Recently, I told my academic coach that I just needed more stillness in my day. For nearly any other profession, that would be easily attainable. For teachers, it’s a near impossibility. I enjoy the planning that goes into being a teacher: the summer PD sessions, nerding out with my content team, planning engaging lessons, and being thoughtful about ELL and EE accommodations. However, once the school year kicked in, the energy I built preparing for the school year left me. The part of me that loves interacting with students, hearing about their lives, and enjoying their quirky personalities was burnt out by my third class. The part of me that loves planning felt rushed and chaotic during my 47-minute planning period. I find it hard to continue to say that I love teaching when I don’t love what it becomes – a demand to burn the candle at both ends.
One day, after feeling acutely overstimulated, overwhelmed, and under-prepared, I headed for the door after a long school day. As I glided out of the building with the tide of students, all excitedly chatting with their friends about after-school plans, I heard my name being yelled over the hallway commotion. I turned around, fried as I’d ever been, and yelled, “WHAT?!” Once the exclamation of my voice came down, I found myself face to face with two of my ELL students, Kerolos and Michelle, holding up a giant homemade card with my name on it signed by their entire class. I nearly broke into tears as I thanked them profusely and apologized for yelling.

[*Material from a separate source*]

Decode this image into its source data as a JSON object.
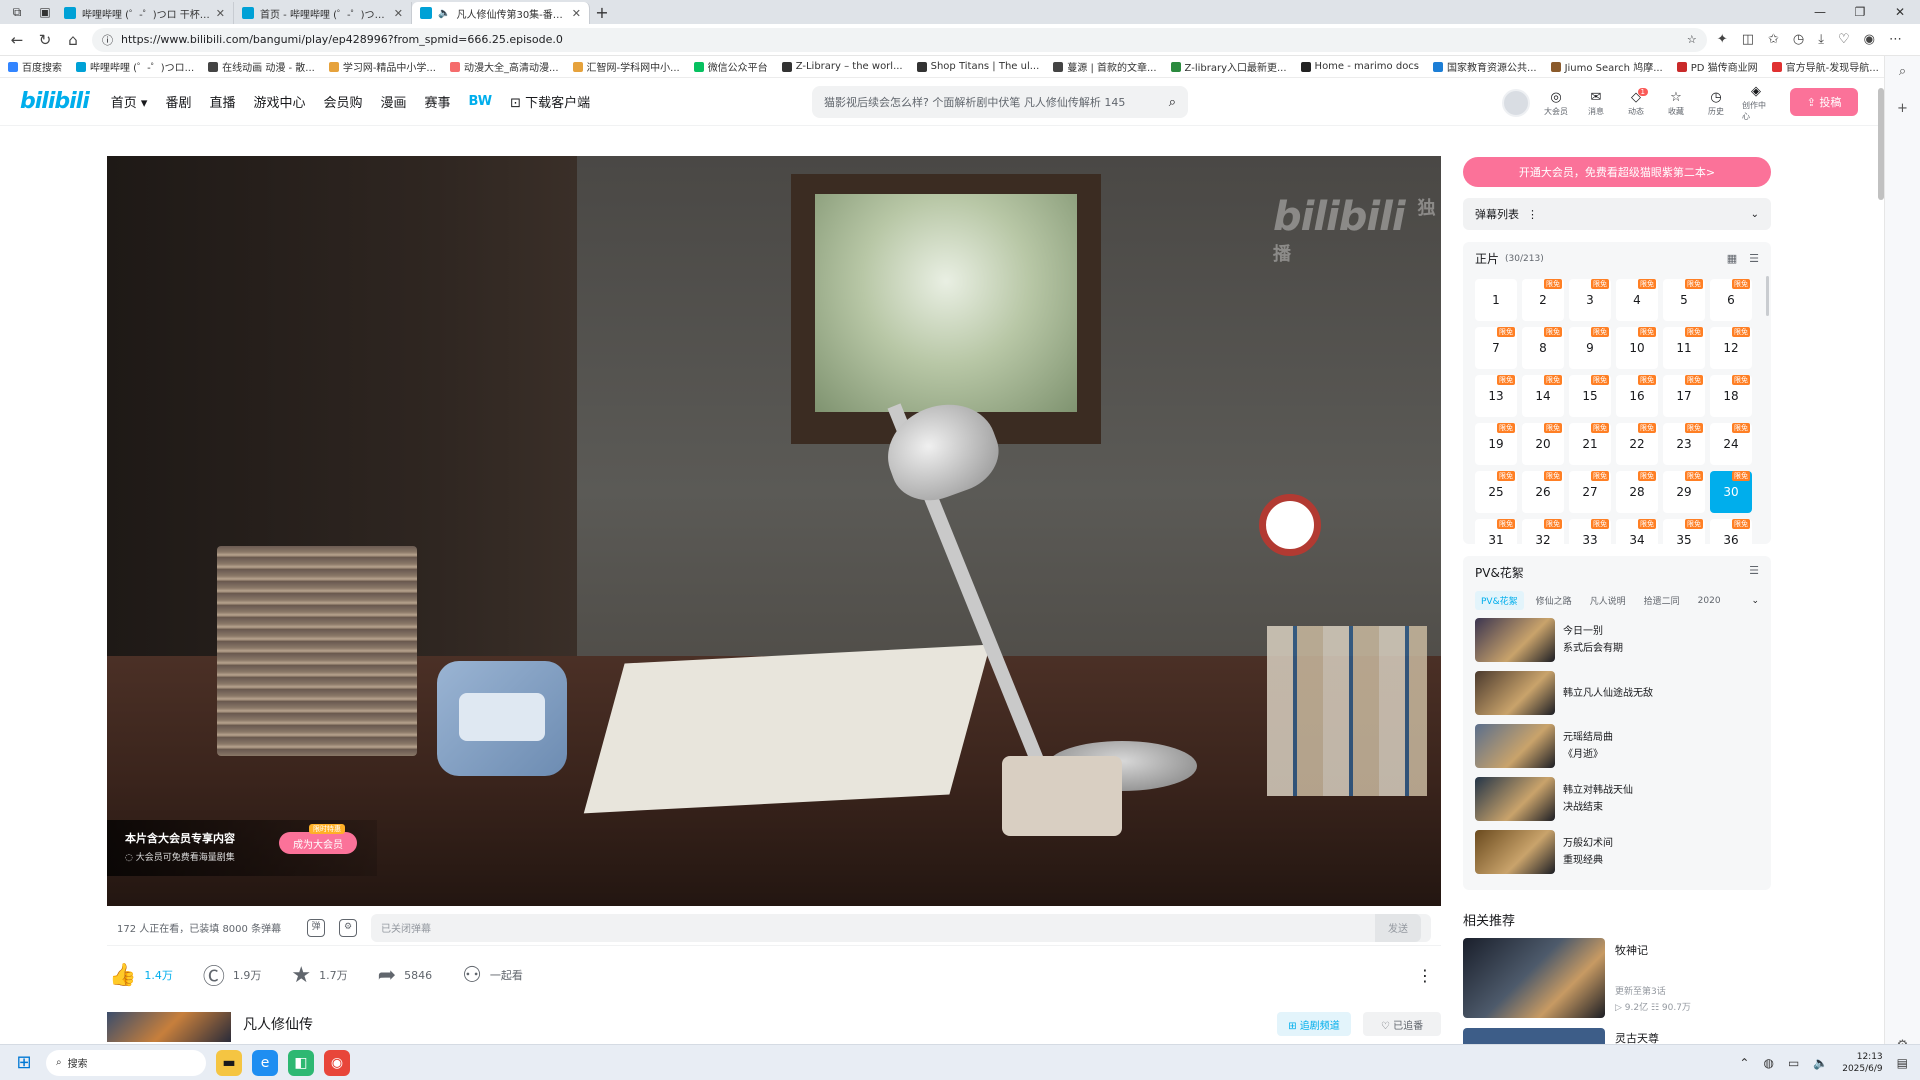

In those moments, I wondered what kind of teacher I could be if I had more time to self-regulate. What if I’d been able to enjoy my lunch break outside instead of enforcing a silent lunch? What if my school employed a co-teaching model to reduce the mental load of being the only adult in the room? What if my students got recess every day so that I could spend those 30 minutes building relationships with them in a joyful, unstructured environment? These tiny adjustments fall to the lowest priority of a school, but at that moment, I felt like they could have been my saving grace.
A Moment of Silence (for Everybody)
My strength is that I see those kids – Alex, my under-the-desk reader who reminds me of myself in sixth grade, getting busted for reading inside my desk during math. Sumaya, the silent scientist who will never volunteer to share, has a brilliant mind and an exceptional ability to model scientific concepts. Mauricio is an enthusiastic learner who is hesitant to speak up in class but cheers loudly during the Hispanic Heritage Month morning announcements when Guatemalan Independence Day gets a shoutout. Middle school is notorious for being the domain for teacher and student extroverts. Among the melee of people, it is usually those with louder voices who rise above the crowd.
Though I debate leaving the profession altogether, I can’t help but wonder what could be different. We know that teachers are leaving the classroom in droves. If this has been my experience, what does that mean for neurodiverse teachers? For teachers who are easily overstimulated? For teachers who don’t fit the mold of the type-A extrovert? I want to believe that there are inherent strengths to being an introvert in the classroom, but they can only be accessed in a school environment that embraces stillness for teachers and students alike. The teaching environment can be much more sustainable for all with just a little bit of quiet time.